Existem outras questões inadiáveis na Lagoa da Conceição, que viveu
desastres ambientais recentes, como a falta de infraestruturas de saneamento.
Uma suposta “nova centralidade” na Lagoa precisa obrigatoriamente
equacionar o saneamento básico. Porém não está comprovada a capacidade
de atendimento à demanda do saneamento existente, sendo indevido planejar
maiores adensamentos. A questão do saneamento tem sido um tema
recorrente na voz dos moradores da Lagoa da Conceição em qualquer debate
sobre o bairro.
Igualmente excepcional no caso da lagoa é o tratamento da borda d’água, já
bastante privatizada (em que pesem ações para reconquistar estes espaços
muitas vezes privatizados irregularmente), sendo que o projeto de revitalização
do Pitoco propriamente tem seu foco principal na remodelação de uma área
verde pública na borda d’água. Qualquer intervenção neste território tão
singular deve observar conjuntamente diretrizes ambientais e de paisagem,
para a pesca artesanal, maricultura, transporte público marítimo, programas de
habitação social, regulamentação das APPs, ampliação das áreas verdes e
aumento do nível do mar em consequência do aquecimento global.
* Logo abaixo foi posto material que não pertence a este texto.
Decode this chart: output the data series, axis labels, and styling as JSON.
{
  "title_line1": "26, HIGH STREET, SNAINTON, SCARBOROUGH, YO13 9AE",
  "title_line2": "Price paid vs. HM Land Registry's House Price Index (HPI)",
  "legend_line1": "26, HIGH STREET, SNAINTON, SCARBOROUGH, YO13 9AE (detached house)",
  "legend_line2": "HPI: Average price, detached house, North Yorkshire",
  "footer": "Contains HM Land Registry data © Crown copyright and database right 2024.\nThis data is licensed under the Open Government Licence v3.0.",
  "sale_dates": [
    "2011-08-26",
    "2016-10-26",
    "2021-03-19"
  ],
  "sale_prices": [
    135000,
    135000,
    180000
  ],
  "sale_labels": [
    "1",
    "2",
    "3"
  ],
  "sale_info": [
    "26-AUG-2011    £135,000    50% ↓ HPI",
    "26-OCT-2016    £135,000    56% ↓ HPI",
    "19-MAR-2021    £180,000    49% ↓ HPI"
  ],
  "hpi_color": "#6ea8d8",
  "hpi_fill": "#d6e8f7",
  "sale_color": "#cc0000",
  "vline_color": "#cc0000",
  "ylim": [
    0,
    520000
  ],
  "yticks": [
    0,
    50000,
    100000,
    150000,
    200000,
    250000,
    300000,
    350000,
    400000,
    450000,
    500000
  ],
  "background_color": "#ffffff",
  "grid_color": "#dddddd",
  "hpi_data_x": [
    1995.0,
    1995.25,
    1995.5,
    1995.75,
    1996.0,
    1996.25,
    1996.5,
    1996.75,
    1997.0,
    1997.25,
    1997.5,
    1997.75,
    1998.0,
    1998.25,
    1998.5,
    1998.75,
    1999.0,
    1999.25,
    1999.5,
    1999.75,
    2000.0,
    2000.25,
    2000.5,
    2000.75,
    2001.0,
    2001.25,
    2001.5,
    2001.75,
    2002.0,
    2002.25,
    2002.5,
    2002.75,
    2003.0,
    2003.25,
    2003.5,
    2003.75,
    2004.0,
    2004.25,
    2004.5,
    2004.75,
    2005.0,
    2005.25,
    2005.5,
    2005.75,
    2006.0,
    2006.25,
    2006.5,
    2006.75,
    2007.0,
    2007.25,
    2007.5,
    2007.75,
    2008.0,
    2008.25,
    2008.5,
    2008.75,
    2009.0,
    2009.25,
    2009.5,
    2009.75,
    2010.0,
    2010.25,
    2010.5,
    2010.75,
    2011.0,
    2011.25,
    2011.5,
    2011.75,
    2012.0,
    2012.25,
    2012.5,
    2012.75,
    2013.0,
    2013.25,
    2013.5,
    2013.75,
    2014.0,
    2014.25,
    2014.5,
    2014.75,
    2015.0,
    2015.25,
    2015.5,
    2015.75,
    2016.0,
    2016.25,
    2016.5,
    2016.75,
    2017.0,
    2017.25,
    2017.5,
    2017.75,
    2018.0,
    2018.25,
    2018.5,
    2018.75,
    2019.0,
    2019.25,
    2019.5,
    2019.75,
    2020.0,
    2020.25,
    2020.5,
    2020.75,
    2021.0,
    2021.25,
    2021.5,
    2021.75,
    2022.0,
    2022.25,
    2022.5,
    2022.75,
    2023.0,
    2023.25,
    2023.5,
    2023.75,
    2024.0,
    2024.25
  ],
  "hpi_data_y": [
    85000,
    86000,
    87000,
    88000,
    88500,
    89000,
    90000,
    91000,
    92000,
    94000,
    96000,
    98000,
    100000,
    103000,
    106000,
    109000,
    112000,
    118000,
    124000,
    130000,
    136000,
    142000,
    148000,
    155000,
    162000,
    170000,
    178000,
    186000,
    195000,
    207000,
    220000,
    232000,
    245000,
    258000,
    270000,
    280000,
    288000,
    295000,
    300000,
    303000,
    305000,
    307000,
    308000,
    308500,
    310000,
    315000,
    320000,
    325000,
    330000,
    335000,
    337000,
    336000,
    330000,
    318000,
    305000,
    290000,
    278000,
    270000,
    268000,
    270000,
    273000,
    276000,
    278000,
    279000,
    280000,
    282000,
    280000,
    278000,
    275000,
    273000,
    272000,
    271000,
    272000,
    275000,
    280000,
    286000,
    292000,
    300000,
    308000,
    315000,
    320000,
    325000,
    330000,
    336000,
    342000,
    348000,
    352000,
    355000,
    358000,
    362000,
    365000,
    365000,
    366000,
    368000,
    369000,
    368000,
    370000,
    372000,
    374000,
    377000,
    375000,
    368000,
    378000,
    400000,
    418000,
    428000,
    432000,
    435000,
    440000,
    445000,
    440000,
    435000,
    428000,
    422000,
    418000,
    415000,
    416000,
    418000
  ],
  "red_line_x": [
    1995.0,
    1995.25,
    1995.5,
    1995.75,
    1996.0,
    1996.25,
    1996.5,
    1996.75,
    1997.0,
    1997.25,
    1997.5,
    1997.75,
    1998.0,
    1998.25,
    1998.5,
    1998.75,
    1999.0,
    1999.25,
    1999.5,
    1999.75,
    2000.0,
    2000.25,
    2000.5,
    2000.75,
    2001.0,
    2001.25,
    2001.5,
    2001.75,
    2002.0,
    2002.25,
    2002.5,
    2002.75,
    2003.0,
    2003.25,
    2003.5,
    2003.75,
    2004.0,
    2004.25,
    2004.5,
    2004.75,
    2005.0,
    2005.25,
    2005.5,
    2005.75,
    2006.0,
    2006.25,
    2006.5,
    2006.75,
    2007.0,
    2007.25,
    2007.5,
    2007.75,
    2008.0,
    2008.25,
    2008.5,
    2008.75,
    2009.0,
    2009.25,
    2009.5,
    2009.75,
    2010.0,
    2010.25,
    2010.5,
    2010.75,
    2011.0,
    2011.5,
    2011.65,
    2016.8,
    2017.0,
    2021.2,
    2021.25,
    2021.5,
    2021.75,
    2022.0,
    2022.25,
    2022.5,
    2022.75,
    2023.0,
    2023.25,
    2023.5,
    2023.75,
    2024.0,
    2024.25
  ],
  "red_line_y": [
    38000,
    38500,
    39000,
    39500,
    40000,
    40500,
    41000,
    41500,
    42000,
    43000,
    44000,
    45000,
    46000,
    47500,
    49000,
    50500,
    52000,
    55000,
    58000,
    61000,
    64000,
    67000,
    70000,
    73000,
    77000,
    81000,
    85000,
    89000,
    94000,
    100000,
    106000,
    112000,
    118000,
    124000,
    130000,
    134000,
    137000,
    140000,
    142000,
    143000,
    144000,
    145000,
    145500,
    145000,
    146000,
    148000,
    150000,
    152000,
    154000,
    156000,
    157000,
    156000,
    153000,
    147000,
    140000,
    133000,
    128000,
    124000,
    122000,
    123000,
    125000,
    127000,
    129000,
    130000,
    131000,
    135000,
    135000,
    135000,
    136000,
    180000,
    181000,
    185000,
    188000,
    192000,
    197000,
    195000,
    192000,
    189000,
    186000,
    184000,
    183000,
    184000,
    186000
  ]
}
É importante destacar Ponta do Pitoco não era um espaço “abandonado” antes
do projeto. O conjunto dos moradores imediatamente lindeiros e os das
proximidades das quadras vizinhas, utilizavam diariamente e também
mantinham essa área em seu aspecto original, de forma voluntária e
artesanalmente, nunca impedindo ou segregando seu uso. Ao contrário, estes
moradores facilitavam o livre acesso ao contato com uma parte preservada,
naturalmente arborizada, na beira da Lagoa, como um verdadeiro oásis numa
área urbanizada, justamente por ter esse aspecto simples e desprovido de
acessibilidade. Estes moradores deveriam ser ouvidos, sua proximidade
garante autoridade a eles, por se tratar de uma área sensível e que
diretamente lhes afeta e defendem majoritariamente a manutenção da área do
jeito que ela é, em seu estado natural, sem nenhuma intervenção construtiva.
Muitos destes moradores expressaram sua contrariedade quanto ao processo
e quanto ao projeto de revitalização da Ponta do Pitoco. Somam-se a estes
moradores, algumas associações e moradores de outras partes da lagoa que
defendem para o bairro a preservação ambiental e da paisagem da Lagoa.
Durante o projeto e execução da obra, a gestão municipal tem subestimado a
participação efetiva dos moradores da região. O diálogo institucional parece ter
legitimado seu projeto dando voz seletivamente a apenas uma das
associações de moradores e aos médios e grandes empreendedores locais
como se fossem representantes do todo, ignorando as vozes divergentes.
Diferentes vozes têm se manifestado em relação ao projeto para o Pitoco,
embora com capacidade desigual de alcance midiático. Claro está que os
interesses do mercado imobiliário não correspondem às necessidades dos
moradores neste caso.
O IAB defende processos democráticos e abrangentes nos quais a população
seja necessariamente ouvida e participe da definição do destino das cidades.
Neste sentido, o IAB declara apoio ao movimento que passou a ser
popularmente conhecido como “Ponta do Pitoco Verde” e a Tutela Cautelar
Antecedente em Ação Popular, que tem como objetivo justamente o de manter
e proteger esse patrimônio natural e paisagístico, que se vê ameaçado, para a
comunidade de moradores locais, do seu entorno e para aqueles que quiserem
visitar e conhecer.
O IAB/SC coloca-se à disposição para debater, participar ativamente e orientar
tecnicamente as discussões sobre a salvaguarda do patrimônio natural e
paisagístico neste caso, da maior relevância e interesse para arquitetos e
urbanistas em Santa Catarina. Da mesma maneira, insta que os órgãos
responsáveis cumpram a sua função de defender o interesse coletivo e
proteger e salvaguardar o patrimônio natural e paisagístico nas cidades
brasileiras.
Florianópolis, 20 de fevereiro de 2024.